Many of the scientific papers that support a nuclear winter scenario are little more than rough back of the envelope worst case over estimates with few examples that dig into details and not much support from real world oil fire and volcano data for extended multi year devastating persistence.
LorenPechtel|5 months ago
1) Big bomb. The mushroom cloud must go up to above the maximum altitude for rain.
2) Soot. You need a city or the like underneath the bomb to produce a bunch of soot to get lifted into the sky.
Either one by itself (we've seen really big bombs, but they're not dropped on places that will make a bunch of soot, Saddam's oil fires created enough soot but nothing lifted it above the rain, the bombs on Japan weren't big enough to lift the crud above the rain) has little effect.
bobmcnamara|5 months ago
Presumably the operational devices are more consistent and higher yield than the early pre-fusion cores.
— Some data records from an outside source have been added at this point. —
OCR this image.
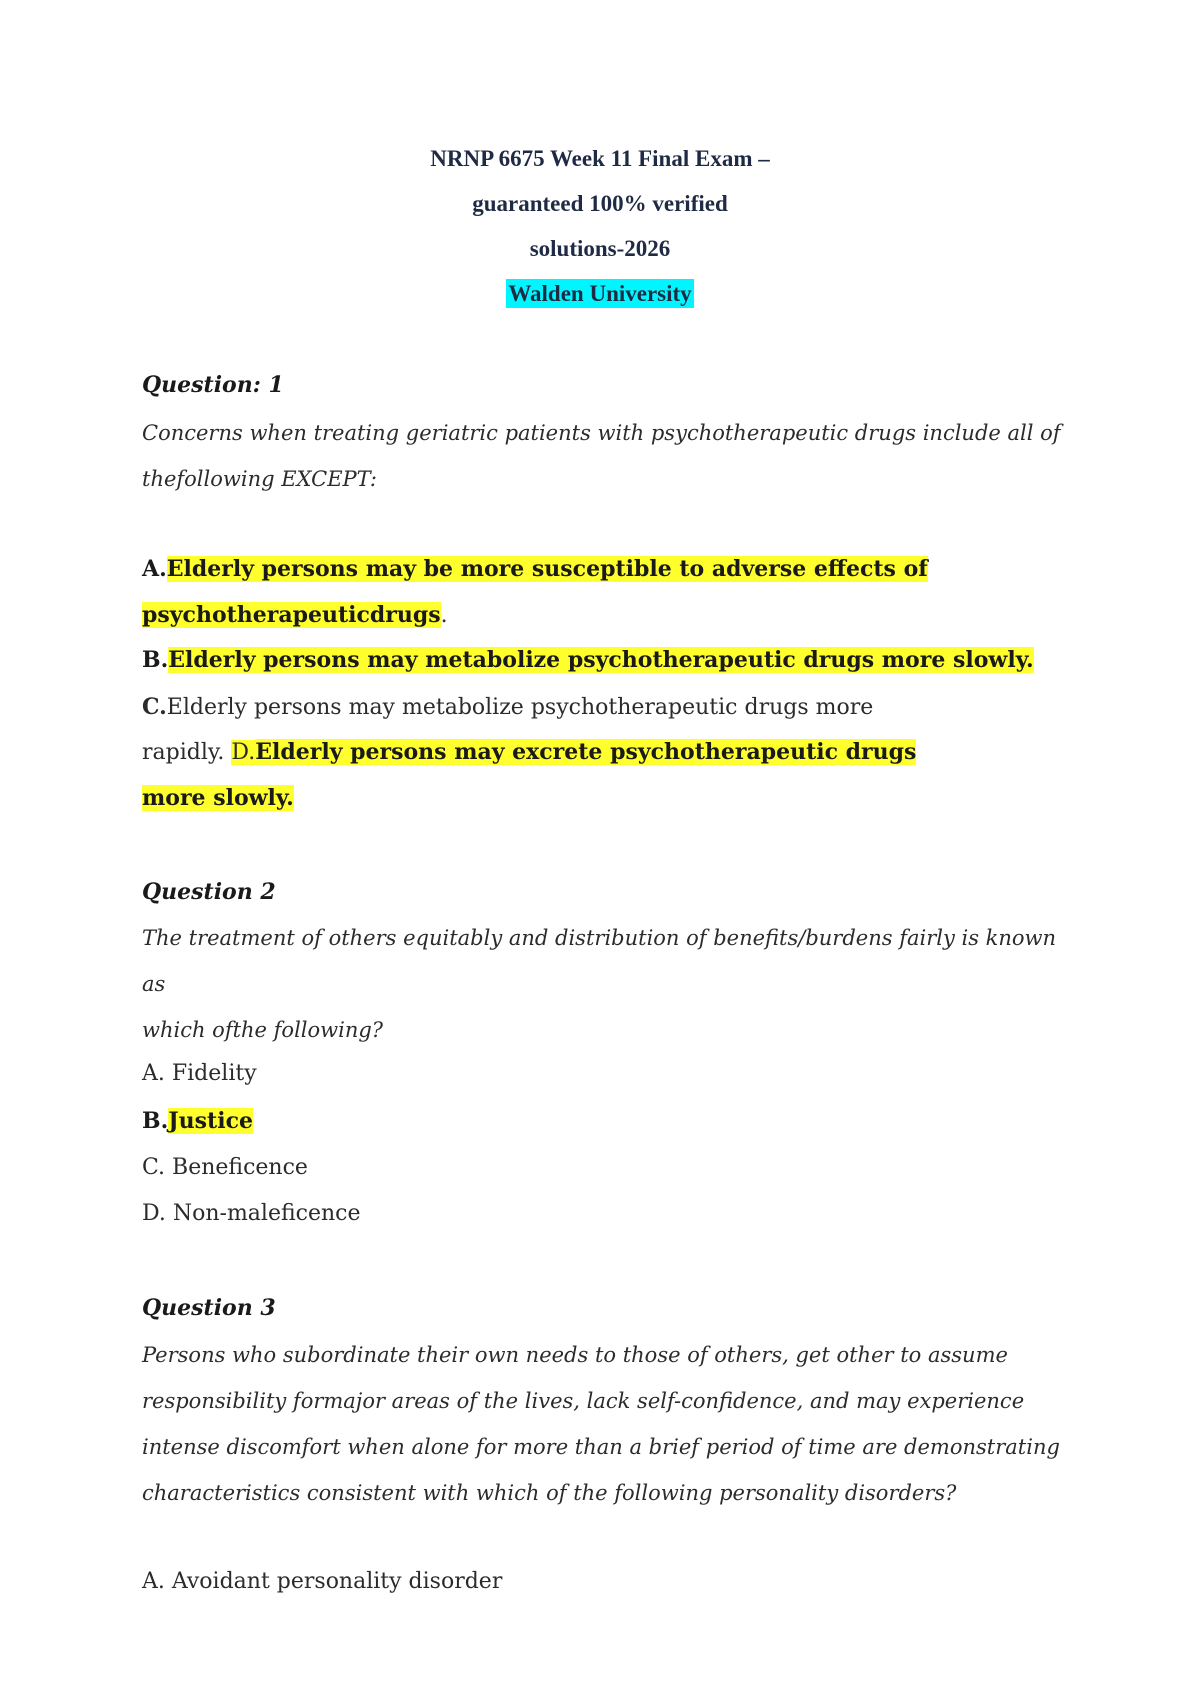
NRNP 6675 Week 11 Final Exam –
guaranteed 100% verified
solutions-2026
Walden University
Question: 1
Concerns when treating geriatric patients with psychotherapeutic drugs include all of
thefollowing EXCEPT:
A.Elderly persons may be more susceptible to adverse effects of
psychotherapeuticdrugs.
B.Elderly persons may metabolize psychotherapeutic drugs more slowly.
C.Elderly persons may metabolize psychotherapeutic drugs more
rapidly. D.Elderly persons may excrete psychotherapeutic drugs
more slowly.
Question 2
The treatment of others equitably and distribution of benefits/burdens fairly is known as
which ofthe following?
A. Fidelity
B.Justice
C. Beneficence
D. Non-maleficence
Question 3
Persons who subordinate their own needs to those of others, get other to assume
responsibility formajor areas of the lives, lack self-confidence, and may experience
intense discomfort when alone for more than a brief period of time are demonstrating
characteristics consistent with which of the following personality disorders?
A. Avoidant personality disorder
There are outliers on both sides in the test data.
Much of the soot generated from a nuclear blast comes from the surrounding environment, cities presumably, which seems to be less flammable than in the past(armchairing here).
Time of year will always be a factor.
I'm sure there are things I'm not thinking of off the cuff.
Rover222|5 months ago
dylan604|5 months ago
lazide|5 months ago
We’ve had volcanic eruptions orders of magntitude larger than both countries nuclear arsenals combined, and we’re all still here.